ESXi 6.x with vSAN NIC enabled becomes unresponsive when vsanmgmt service is not running

book

Article ID: 326432

calendar_today

Updated On:

Products

VMware vSAN

Issue/Introduction

  • When vSAN is disabled at the cluster level but vSAN is enabled on one of the host's network adapters, the host may go into an unresponsive state if the vsanmgmt service is stopped.
  • The vsanmgmt service is typically disabled when a host is rebooted after disabling vSAN or if there is a network update on the host. 
  • In vmkernel.log or hostd-probe.log, you may see a similar message:
ALERT: hostd detected to be non-responsive 

The issue occurs when hostd tries to query vSAN network adapter info through the vsanmgmt service when the service is offline. Because hostd is expecting a response from vsanmgmt and not getting one, it will continue to retry the request. However, if there are multiple concurrent queries happening at the same time they may block the hostd worker threads and causing hostd to lock-up.

Environment

VMware vSAN 6.0.x
VMware vSAN 6.5.x
VMware vSAN 6.x
VMware vSAN 6.2.x
VMware vSAN 6.6.x
VMware vSAN 6.1.x

Resolution

This issue is resolved in ESXi 6.7 GA, available at VMware Downloads.

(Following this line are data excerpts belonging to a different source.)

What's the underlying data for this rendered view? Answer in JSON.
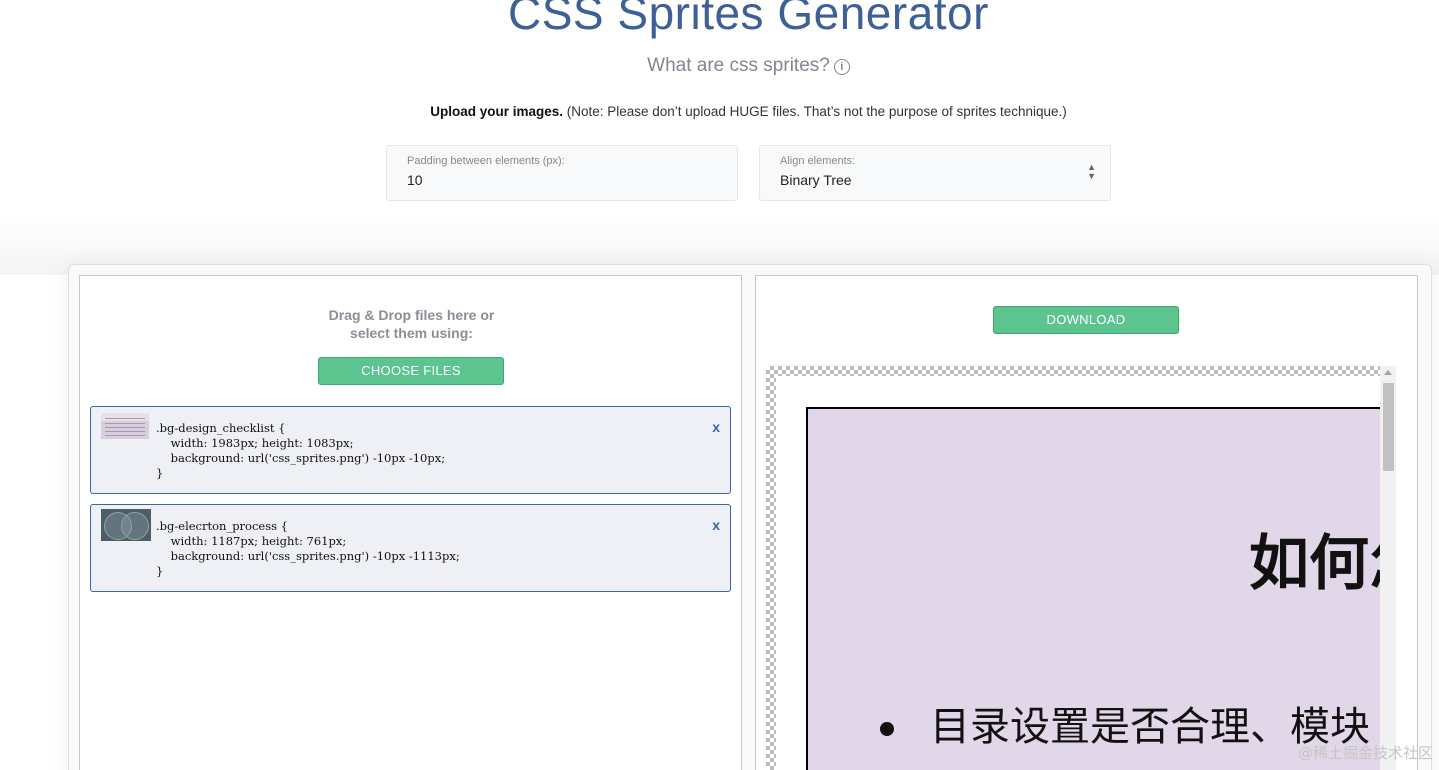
{
  "header": {
    "title": "CSS Sprites Generator",
    "subtitle": "What are css sprites?",
    "info_icon": "i"
  },
  "upload_note": {
    "bold": "Upload your images.",
    "text": " (Note: Please don’t upload HUGE files. That’s not the purpose of sprites technique.)"
  },
  "options": {
    "padding": {
      "label": "Padding between elements (px):",
      "value": "10"
    },
    "align": {
      "label": "Align elements:",
      "value": "Binary Tree",
      "arrows_icon": "select-arrows-icon"
    }
  },
  "left_panel": {
    "drop_line1": "Drag & Drop files here or",
    "drop_line2": "select them using:",
    "choose_label": "CHOOSE FILES",
    "items": [
      {
        "code": ".bg-design_checklist {\n    width: 1983px; height: 1083px;\n    background: url('css_sprites.png') -10px -10px;\n}",
        "remove": "x"
      },
      {
        "code": ".bg-elecrton_process {\n    width: 1187px; height: 761px;\n    background: url('css_sprites.png') -10px -1113px;\n}",
        "remove": "x"
      }
    ]
  },
  "right_panel": {
    "download_label": "DOWNLOAD",
    "preview_heading": "如何怎",
    "preview_bullet": "目录设置是否合理、模块"
  },
  "watermark": "@稀土掘金技术社区",
  "colors": {
    "title": "#3d6096",
    "button_green": "#5cc48e",
    "item_border": "#3a66a8",
    "item_bg": "#eef0f6",
    "sprite_bg": "#e2d7e8"
  }
}
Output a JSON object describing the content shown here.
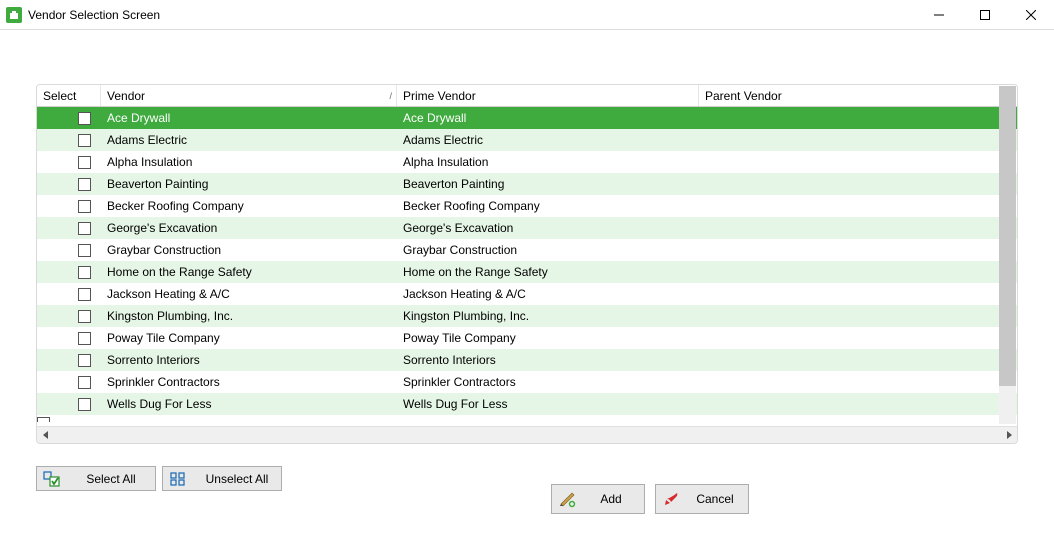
{
  "window": {
    "title": "Vendor Selection Screen"
  },
  "grid": {
    "columns": {
      "select": "Select",
      "vendor": "Vendor",
      "prime": "Prime Vendor",
      "parent": "Parent Vendor"
    },
    "sort_indicator": "▲",
    "rows": [
      {
        "vendor": "Ace Drywall",
        "prime": "Ace Drywall",
        "parent": "",
        "selected": true
      },
      {
        "vendor": "Adams Electric",
        "prime": "Adams Electric",
        "parent": ""
      },
      {
        "vendor": "Alpha Insulation",
        "prime": "Alpha Insulation",
        "parent": ""
      },
      {
        "vendor": "Beaverton Painting",
        "prime": "Beaverton Painting",
        "parent": ""
      },
      {
        "vendor": "Becker Roofing Company",
        "prime": "Becker Roofing Company",
        "parent": ""
      },
      {
        "vendor": "George's Excavation",
        "prime": "George's Excavation",
        "parent": ""
      },
      {
        "vendor": "Graybar Construction",
        "prime": "Graybar Construction",
        "parent": ""
      },
      {
        "vendor": "Home on the Range Safety",
        "prime": "Home on the Range Safety",
        "parent": ""
      },
      {
        "vendor": "Jackson Heating & A/C",
        "prime": "Jackson Heating & A/C",
        "parent": ""
      },
      {
        "vendor": "Kingston Plumbing, Inc.",
        "prime": "Kingston Plumbing, Inc.",
        "parent": ""
      },
      {
        "vendor": "Poway Tile Company",
        "prime": "Poway Tile Company",
        "parent": ""
      },
      {
        "vendor": "Sorrento Interiors",
        "prime": "Sorrento Interiors",
        "parent": ""
      },
      {
        "vendor": "Sprinkler Contractors",
        "prime": "Sprinkler Contractors",
        "parent": ""
      },
      {
        "vendor": "Wells Dug For Less",
        "prime": "Wells Dug For Less",
        "parent": ""
      }
    ]
  },
  "buttons": {
    "select_all": "Select All",
    "unselect_all": "Unselect All",
    "add": "Add",
    "cancel": "Cancel"
  }
}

To work around this issue when you do not want to upgrade:
  1. Determine if you have a residual vSAN network adapter:
# localcli vsan network list 

Example output shows vmk4 is our vSAN vmkernel adapter for this host:
 
Interface
   VmkNic Name: vmk4
   IP Protocol: IP
   Interface UUID: 1dd11858-d4e1-f88d-ca19-90b11c441064
   Agent Group Multicast Address: 224.2.3.4
   Agent Group IPv6 Multicast Address: ff19::2:3:4
   Agent Group Multicast Port: 23451
   Master Group Multicast Address: 224.1.2.3
   Master Group IPv6 Multicast Address: ff19::1:2:3
   Master Group Multicast Port: 12345
   Host Unicast Channel Bound Port: 12321
   Multicast TTL: 5
   Traffic Type: vsan
  1. Remove the vSAN network interface 
Note: Perform only if you are sure that vSAN is not used in the cluster and if there are no plans in using it. 

# localcli vsan network remove -i vmk4 

Note: After removing the unnecessary vmkernel adapter with vSAN-tag set, the vsanmgmt service should stop on its own after a few minutes.